The research is published in the Journal of Personality and Social Psychology and was conducted by Tomiko Yoneda et al.

In the study, the team focused on the role three of the so-called “Big Five” personality traits (conscientiousness, neuroticism, and extraversion) play in cognitive functioning later in life.

People who score high in conscientiousness tend to be responsible, organized, hard-working, and goal-directed.

Those who score high on neuroticism have low emotional stability and have a tendency toward mood swings, anxiety, depression, self-doubt, and other negative feelings.

Extraverts draw energy from being around others and directing their energies toward people and the outside world. They tend to be enthusiastic, gregarious, talkative, and assertive.

In the study, researchers analyzed data from 1,954 participants living in the greater Chicago metropolitan region and northeastern Illinois.

Participants received a personality assessment and agreed to annual assessments of their cognitive abilities.

The team found participants who scored either high on conscientiousness or low in neuroticism were much less likely to progress from normal cognition to mild cognitive impairment over the course of the study.

Scoring approximately six more points on a conscientiousness scale ranging 0 to 48 was linked to a 22% decreased risk of transitioning from normal cognitive functioning to mild cognitive impairment.

Additionally, scoring approximately seven more points on a neuroticism scale of 0 to 48 was linked to a 12% increased risk of transition.
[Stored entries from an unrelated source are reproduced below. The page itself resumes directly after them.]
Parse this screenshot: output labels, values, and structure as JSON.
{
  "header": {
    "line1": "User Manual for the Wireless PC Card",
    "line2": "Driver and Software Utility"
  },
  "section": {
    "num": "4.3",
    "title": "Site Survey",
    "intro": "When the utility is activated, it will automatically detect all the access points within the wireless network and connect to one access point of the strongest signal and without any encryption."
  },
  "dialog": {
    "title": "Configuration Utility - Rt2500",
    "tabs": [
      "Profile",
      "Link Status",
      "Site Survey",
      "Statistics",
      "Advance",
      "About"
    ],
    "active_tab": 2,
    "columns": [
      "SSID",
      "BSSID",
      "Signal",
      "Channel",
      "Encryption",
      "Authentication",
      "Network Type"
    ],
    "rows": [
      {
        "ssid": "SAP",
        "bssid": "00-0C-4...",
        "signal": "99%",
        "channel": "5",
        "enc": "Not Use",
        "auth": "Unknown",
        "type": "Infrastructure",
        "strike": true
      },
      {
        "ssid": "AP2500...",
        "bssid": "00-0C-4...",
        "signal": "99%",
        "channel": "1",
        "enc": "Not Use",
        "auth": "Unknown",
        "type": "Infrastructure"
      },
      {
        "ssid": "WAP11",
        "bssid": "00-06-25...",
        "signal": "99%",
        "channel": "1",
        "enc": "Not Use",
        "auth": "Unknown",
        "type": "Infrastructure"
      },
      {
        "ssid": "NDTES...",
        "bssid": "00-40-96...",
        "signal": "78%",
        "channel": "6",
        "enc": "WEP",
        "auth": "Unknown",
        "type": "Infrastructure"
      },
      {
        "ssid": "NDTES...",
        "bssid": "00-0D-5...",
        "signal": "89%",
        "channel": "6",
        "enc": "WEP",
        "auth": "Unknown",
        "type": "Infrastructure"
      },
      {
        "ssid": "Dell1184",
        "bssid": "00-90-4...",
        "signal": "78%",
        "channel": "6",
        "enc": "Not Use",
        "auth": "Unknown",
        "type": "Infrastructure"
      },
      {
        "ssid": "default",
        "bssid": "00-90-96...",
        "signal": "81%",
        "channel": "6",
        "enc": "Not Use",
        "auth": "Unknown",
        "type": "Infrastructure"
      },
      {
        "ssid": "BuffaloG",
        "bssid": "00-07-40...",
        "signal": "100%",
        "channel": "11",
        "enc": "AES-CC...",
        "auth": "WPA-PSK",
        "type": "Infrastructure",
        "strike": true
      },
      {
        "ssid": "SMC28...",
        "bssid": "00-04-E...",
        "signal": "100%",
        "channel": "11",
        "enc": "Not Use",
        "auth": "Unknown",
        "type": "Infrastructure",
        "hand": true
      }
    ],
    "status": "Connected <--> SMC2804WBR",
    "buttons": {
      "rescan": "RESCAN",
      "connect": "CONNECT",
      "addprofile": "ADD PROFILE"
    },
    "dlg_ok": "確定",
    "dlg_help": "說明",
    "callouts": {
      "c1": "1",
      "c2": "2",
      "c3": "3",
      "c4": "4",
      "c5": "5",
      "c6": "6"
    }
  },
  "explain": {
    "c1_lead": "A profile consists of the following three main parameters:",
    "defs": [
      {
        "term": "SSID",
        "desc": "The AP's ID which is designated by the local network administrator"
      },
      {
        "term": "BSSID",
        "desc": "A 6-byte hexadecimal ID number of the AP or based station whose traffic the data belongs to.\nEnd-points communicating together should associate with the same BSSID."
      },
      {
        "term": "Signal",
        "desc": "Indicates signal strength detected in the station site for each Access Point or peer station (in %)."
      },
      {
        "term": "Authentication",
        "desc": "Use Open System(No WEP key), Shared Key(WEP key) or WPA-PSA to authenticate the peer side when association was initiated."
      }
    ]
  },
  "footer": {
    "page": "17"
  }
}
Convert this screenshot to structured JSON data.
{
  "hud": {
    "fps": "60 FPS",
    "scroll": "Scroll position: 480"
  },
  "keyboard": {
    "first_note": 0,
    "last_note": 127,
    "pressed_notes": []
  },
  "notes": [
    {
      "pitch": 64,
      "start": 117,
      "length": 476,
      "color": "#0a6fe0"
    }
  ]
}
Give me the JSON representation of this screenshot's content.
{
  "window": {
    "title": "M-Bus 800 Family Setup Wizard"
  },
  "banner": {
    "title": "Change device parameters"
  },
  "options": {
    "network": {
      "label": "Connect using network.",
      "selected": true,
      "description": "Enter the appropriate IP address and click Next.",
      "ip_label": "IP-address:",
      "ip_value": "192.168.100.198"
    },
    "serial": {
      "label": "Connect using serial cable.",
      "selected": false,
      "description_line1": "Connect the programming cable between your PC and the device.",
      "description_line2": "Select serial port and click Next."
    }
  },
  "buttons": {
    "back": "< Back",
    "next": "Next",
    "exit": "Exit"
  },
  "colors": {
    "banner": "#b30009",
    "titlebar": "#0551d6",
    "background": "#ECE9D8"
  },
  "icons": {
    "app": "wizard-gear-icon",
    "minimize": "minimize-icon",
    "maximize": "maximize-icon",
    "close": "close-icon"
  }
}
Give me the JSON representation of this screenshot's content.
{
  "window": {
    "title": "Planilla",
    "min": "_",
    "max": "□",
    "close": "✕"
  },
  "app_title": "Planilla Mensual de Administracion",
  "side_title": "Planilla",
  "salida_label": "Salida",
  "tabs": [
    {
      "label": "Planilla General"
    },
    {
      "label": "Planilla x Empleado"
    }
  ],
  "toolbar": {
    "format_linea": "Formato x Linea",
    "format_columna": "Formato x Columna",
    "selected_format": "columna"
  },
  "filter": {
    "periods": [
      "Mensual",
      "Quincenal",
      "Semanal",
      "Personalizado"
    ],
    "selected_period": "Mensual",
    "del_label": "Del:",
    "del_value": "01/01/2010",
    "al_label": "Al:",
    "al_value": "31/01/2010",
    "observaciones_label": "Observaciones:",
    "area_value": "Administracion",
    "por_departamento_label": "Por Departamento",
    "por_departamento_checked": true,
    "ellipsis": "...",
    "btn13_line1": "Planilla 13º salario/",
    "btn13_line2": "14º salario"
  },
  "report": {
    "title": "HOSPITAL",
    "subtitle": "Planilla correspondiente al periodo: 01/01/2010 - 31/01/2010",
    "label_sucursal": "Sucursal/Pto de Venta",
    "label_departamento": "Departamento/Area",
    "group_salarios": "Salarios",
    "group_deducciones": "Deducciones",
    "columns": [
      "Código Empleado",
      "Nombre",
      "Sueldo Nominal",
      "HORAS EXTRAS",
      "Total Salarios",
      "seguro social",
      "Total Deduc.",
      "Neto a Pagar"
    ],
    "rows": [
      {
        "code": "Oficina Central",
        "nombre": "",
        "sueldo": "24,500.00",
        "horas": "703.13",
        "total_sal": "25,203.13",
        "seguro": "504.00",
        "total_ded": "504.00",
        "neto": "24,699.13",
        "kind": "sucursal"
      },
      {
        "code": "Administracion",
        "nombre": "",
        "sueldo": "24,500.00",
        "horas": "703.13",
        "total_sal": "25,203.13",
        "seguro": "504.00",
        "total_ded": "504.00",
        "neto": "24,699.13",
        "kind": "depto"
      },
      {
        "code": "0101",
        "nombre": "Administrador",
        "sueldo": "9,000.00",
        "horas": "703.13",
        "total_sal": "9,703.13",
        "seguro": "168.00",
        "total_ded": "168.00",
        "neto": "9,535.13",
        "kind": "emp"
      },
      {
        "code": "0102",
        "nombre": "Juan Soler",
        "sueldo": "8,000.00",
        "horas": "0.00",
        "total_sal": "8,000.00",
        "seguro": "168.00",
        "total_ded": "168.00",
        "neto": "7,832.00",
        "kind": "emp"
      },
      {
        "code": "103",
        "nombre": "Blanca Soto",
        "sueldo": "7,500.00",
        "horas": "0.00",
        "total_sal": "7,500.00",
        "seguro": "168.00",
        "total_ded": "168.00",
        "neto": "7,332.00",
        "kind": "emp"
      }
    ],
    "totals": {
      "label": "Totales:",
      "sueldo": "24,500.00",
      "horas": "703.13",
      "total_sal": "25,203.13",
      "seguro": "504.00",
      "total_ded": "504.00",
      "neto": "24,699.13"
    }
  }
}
Researchers also found that participants who scored high on extraversion—along with those who scored either high on conscientiousness or low on neuroticism—tended to maintain normal cognitive functioning longer than others.

Additionally, individuals lower in neuroticism and higher in extraversion were more likely to recover to normal cognitive function after receiving a previous diagnosis of mild cognitive impairment.

This suggests that these traits may be protective even after an individual starts to progress to dementia.

In the case of extraversion, this finding may be indicative of the benefits of social interaction for improving cognitive outcomes.

There was no association between any of the personality traits and total life expectancy.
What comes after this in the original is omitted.